10 de nov de 2011

Dores após agressão em jogo impedem árbitro-assistente de trabalhar

José Nelito Fidélis, que ganha R$ 30 por partida, é instalador de antenas de televisão

A agressão sofrida na final do Campeonato de Veteranos, sábado (5), em Campinas (veja ao lado), ainda deixa marcas no corpo e também na rotina de José Nelito Fidélis. Com dores nas costas, ele está impossibilitado de trabalhar como instalador de antenas de televisão, sua ocupação principal, sem previsão de volta. Nas horas vagas, Fidélis é árbitro-assistente para ganhar R$ 30 por partida.

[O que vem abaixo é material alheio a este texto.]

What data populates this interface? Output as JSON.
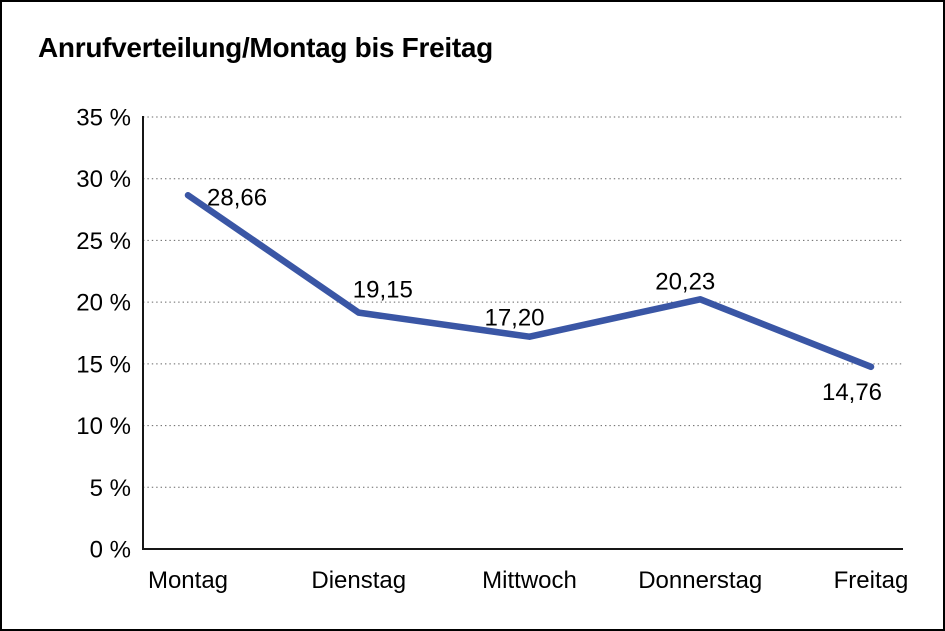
{
  "chart_data": {
    "type": "line",
    "title": "Anrufverteilung/Montag bis Freitag",
    "categories": [
      "Montag",
      "Dienstag",
      "Mittwoch",
      "Donnerstag",
      "Freitag"
    ],
    "series": [
      {
        "name": "Anrufverteilung",
        "values": [
          28.66,
          19.15,
          17.2,
          20.23,
          14.76
        ],
        "value_labels": [
          "28,66",
          "19,15",
          "17,20",
          "20,23",
          "14,76"
        ],
        "color": "#3A56A5"
      }
    ],
    "xlabel": "",
    "ylabel": "",
    "ylim": [
      0,
      35
    ],
    "ytick_step": 5,
    "ytick_labels": [
      "0 %",
      "5 %",
      "10 %",
      "15 %",
      "20 %",
      "25 %",
      "30 %",
      "35 %"
    ],
    "grid": "horizontal-dotted",
    "legend": "none",
    "decimal_separator": ","
  }
}
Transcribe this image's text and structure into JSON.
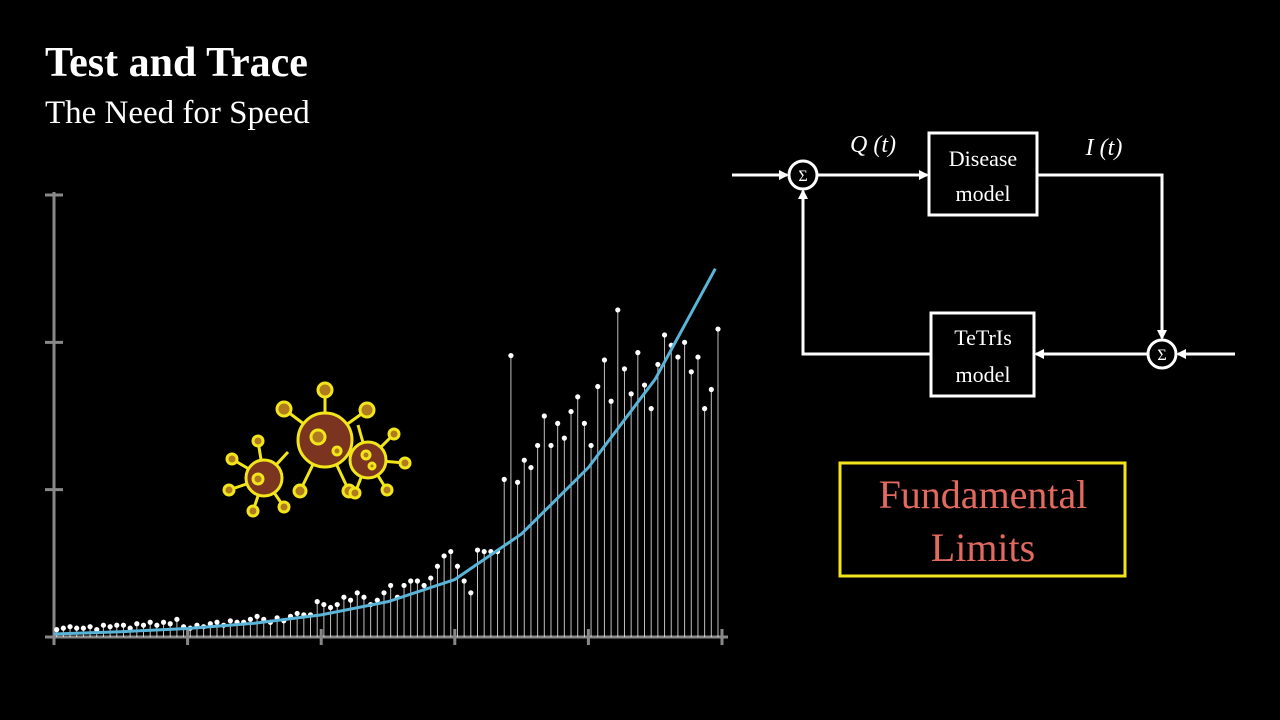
{
  "chart_data": {
    "type": "stem",
    "title": "Test and Trace",
    "subtitle": "The Need for Speed",
    "x": [
      0.02,
      0.07,
      0.12,
      0.17,
      0.22,
      0.27,
      0.32,
      0.37,
      0.42,
      0.47,
      0.52,
      0.57,
      0.62,
      0.67,
      0.72,
      0.77,
      0.82,
      0.87,
      0.92,
      0.97,
      1.02,
      1.07,
      1.12,
      1.17,
      1.22,
      1.27,
      1.32,
      1.37,
      1.42,
      1.47,
      1.52,
      1.57,
      1.62,
      1.67,
      1.72,
      1.77,
      1.82,
      1.87,
      1.92,
      1.97,
      2.02,
      2.07,
      2.12,
      2.17,
      2.22,
      2.27,
      2.32,
      2.37,
      2.42,
      2.47,
      2.52,
      2.57,
      2.62,
      2.67,
      2.72,
      2.77,
      2.82,
      2.87,
      2.92,
      2.97,
      3.02,
      3.07,
      3.12,
      3.17,
      3.22,
      3.27,
      3.32,
      3.37,
      3.42,
      3.47,
      3.52,
      3.57,
      3.62,
      3.67,
      3.72,
      3.77,
      3.82,
      3.87,
      3.92,
      3.97,
      4.02,
      4.07,
      4.12,
      4.17,
      4.22,
      4.27,
      4.32,
      4.37,
      4.42,
      4.47,
      4.52,
      4.57,
      4.62,
      4.67,
      4.72,
      4.77,
      4.82,
      4.87,
      4.92,
      4.97
    ],
    "values": [
      0.05,
      0.06,
      0.07,
      0.06,
      0.06,
      0.07,
      0.05,
      0.08,
      0.07,
      0.08,
      0.08,
      0.06,
      0.09,
      0.08,
      0.1,
      0.08,
      0.1,
      0.09,
      0.12,
      0.07,
      0.06,
      0.08,
      0.07,
      0.09,
      0.1,
      0.08,
      0.11,
      0.1,
      0.1,
      0.12,
      0.14,
      0.12,
      0.1,
      0.13,
      0.11,
      0.14,
      0.16,
      0.15,
      0.15,
      0.24,
      0.22,
      0.2,
      0.22,
      0.27,
      0.25,
      0.3,
      0.27,
      0.22,
      0.25,
      0.3,
      0.35,
      0.27,
      0.35,
      0.38,
      0.38,
      0.35,
      0.4,
      0.48,
      0.55,
      0.58,
      0.48,
      0.38,
      0.3,
      0.59,
      0.58,
      0.58,
      0.58,
      1.07,
      1.91,
      1.05,
      1.2,
      1.15,
      1.3,
      1.5,
      1.3,
      1.45,
      1.35,
      1.53,
      1.63,
      1.45,
      1.3,
      1.7,
      1.88,
      1.6,
      2.22,
      1.82,
      1.65,
      1.93,
      1.71,
      1.55,
      1.85,
      2.05,
      1.98,
      1.9,
      2.0,
      1.8,
      1.9,
      1.55,
      1.68,
      2.09
    ],
    "color": "#ffffff",
    "curve": {
      "x": [
        0,
        0.5,
        1,
        1.5,
        2,
        2.5,
        3,
        3.5,
        4,
        4.5,
        4.95
      ],
      "values": [
        0.02,
        0.036,
        0.058,
        0.093,
        0.15,
        0.24,
        0.39,
        0.7,
        1.15,
        1.75,
        2.5
      ],
      "color": "#5ab4d8"
    },
    "xlim": [
      0,
      5
    ],
    "ylim": [
      0,
      3
    ],
    "xticks": [
      0,
      1,
      2,
      3,
      4,
      5
    ],
    "yticks": [
      0,
      1,
      2,
      3
    ]
  },
  "diagram": {
    "sum_symbol": "Σ",
    "input_label": "Q (t)",
    "output_label": "I (t)",
    "blocks": [
      {
        "lines": [
          "Disease",
          "model"
        ]
      },
      {
        "lines": [
          "TeTrIs",
          "model"
        ]
      }
    ],
    "callout": {
      "lines": [
        "Fundamental",
        "Limits"
      ]
    }
  }
}
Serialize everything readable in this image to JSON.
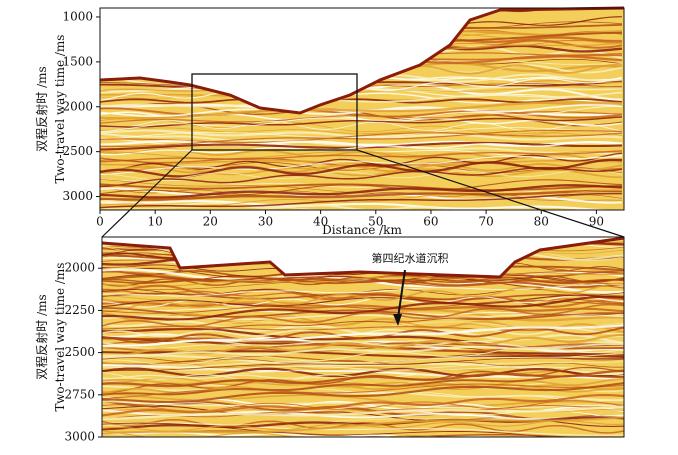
{
  "top_panel": {
    "y_label_cn": "双程反射时 /ms",
    "y_label_en": "Two-travel way time /ms",
    "x_label": "Distance /km",
    "xlim": [
      0,
      95
    ],
    "xticks": [
      0,
      10,
      20,
      30,
      40,
      50,
      60,
      70,
      80,
      90
    ],
    "ylim": [
      900,
      3150
    ],
    "yticks": [
      1000,
      1500,
      2000,
      2500,
      3000
    ]
  },
  "bottom_panel": {
    "y_label_cn": "双程反射时 /ms",
    "y_label_en": "Two-travel way time /ms",
    "ylim": [
      1815,
      3000
    ],
    "yticks": [
      2000,
      2250,
      2500,
      2750,
      3000
    ],
    "annotation": "第四纪水道沉积"
  }
}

O diagnóstico foi dado nesta quarta-feira (9), após nova consulta médica. "Ele não queria voltar ao médico, mas um amigo o conveceu", revelou a mulher de Fidélis, Andréia Cândido da Silva, que também contou a reação do filho, de 11 anos, e da filha, de cinco anos, em relação ao episódio: ambos ficaram chocados.

"O que aconteceu com o meu marido é uma brutalidade. Ele estava lá fazendo o trabalho dele e apanhou", disse. A família de Fidélis mora no Jardim Eulina, onde aconteceu a decisão do torneio amador entre o Ajax do bairro Maria Rosa,  e o Grêmio Recreativo Família Unida, de Sumaré. Com o placar 2 a 1 para a equipe de Sumaré no fim do segundo tempo, os dirigentes do Ajax partiram para cima do árbitro principal. "Ele conseguiu escapar e aí sobrou para mim", contou Fidélis.

Punições

Segundo o presidente da Liga Regional Desportiva, Wallace Nogueira Rocha, a abertura do processo de punição aos agressores depende do relatório do árbitro da partida para identificar os responsáveis pela briga. A previsão é que o julgamento aconteça na quarta (16). Os culpados podem pegar pega mínima de 180 dias de suspensão.

Uma reunião na quinta (10) com os dirigentes dos clubes do campeonato discutirá a agressão e definirá as diretrizes para a próxima temporada. Rocha adianta que, em caso de novas ocorrências nos jogos, a equipe envolvida será excluída da competição.

Reponsável pela arbitragem da Liga, a empresa RCF Eventos Esportivos exigirá policiamento nos jogos, segundo João Antônio Fernandes Neto, responsável pela empresa.

O responsável pela RCF João Antônio Fernandes Neto disse que vai participar da reunião desta quinta (10) para analisar as propostas para o campeonato do próximo ano. Neto revelou que para a próxima temporada vai exigir policiamento para as partidas. Para Rodrigo Moraes, outro árbitro da Liga, a revolta tomou conta da classe após o episódio de sábado.

"Todos nós estamos lá muito mais por gostar de futebol do que pela remuneração. Sem segurança não dá para continuar", comentou. Os árbitros recebem R$ 60 por jogo - o dobro de um árbitro-assistente. Moraes espera que medidas sejam tomadas e não descarta uma paralisação dos árbitros em caso de novas agressões.

Materia esta publicada no site : EP Campinas

Um comentário:

Grace Paganini disse...

Meu amigo Valter...que situação hein!
Não sei, mas acho q você ja deve ter sentido nossa falta nas escalas de finais de semana.
Ao contrario do que dizem, não paramos de ir pela taxa (Que por sinal é baixa (Mas fazemos mais por amor do que por dinheiro)
Gostamos do João Antonio (q muitas vezes nos ajudou)
Gostamos do pessoal, amigos e colegas (todos no mesmo barco)
A razão pela qual recuamos foi que de uns tempos pra cá percebemos que cada jogo era um estopim preste a estorar...Parece que o futebol amador de campinas está regredindo...Sei que ja foi muito pior, mas não podemos nos contentar com isso, temos que pensar em qualidade e não quantidade, temos que nos valorizar, temos que aprender a dizer NÃO em certas ocasioes.
Foi dito na TV que o que aconteceu foi um ato isolado. MENTIRA...acontecimentos vem dando sinais (e não é de hoje) de que algo ruim iria acontecer. Ontem foi fulano que apanhou, amanhã será ciclano...até quando vamos aceitar isso, até acontecer algo pior???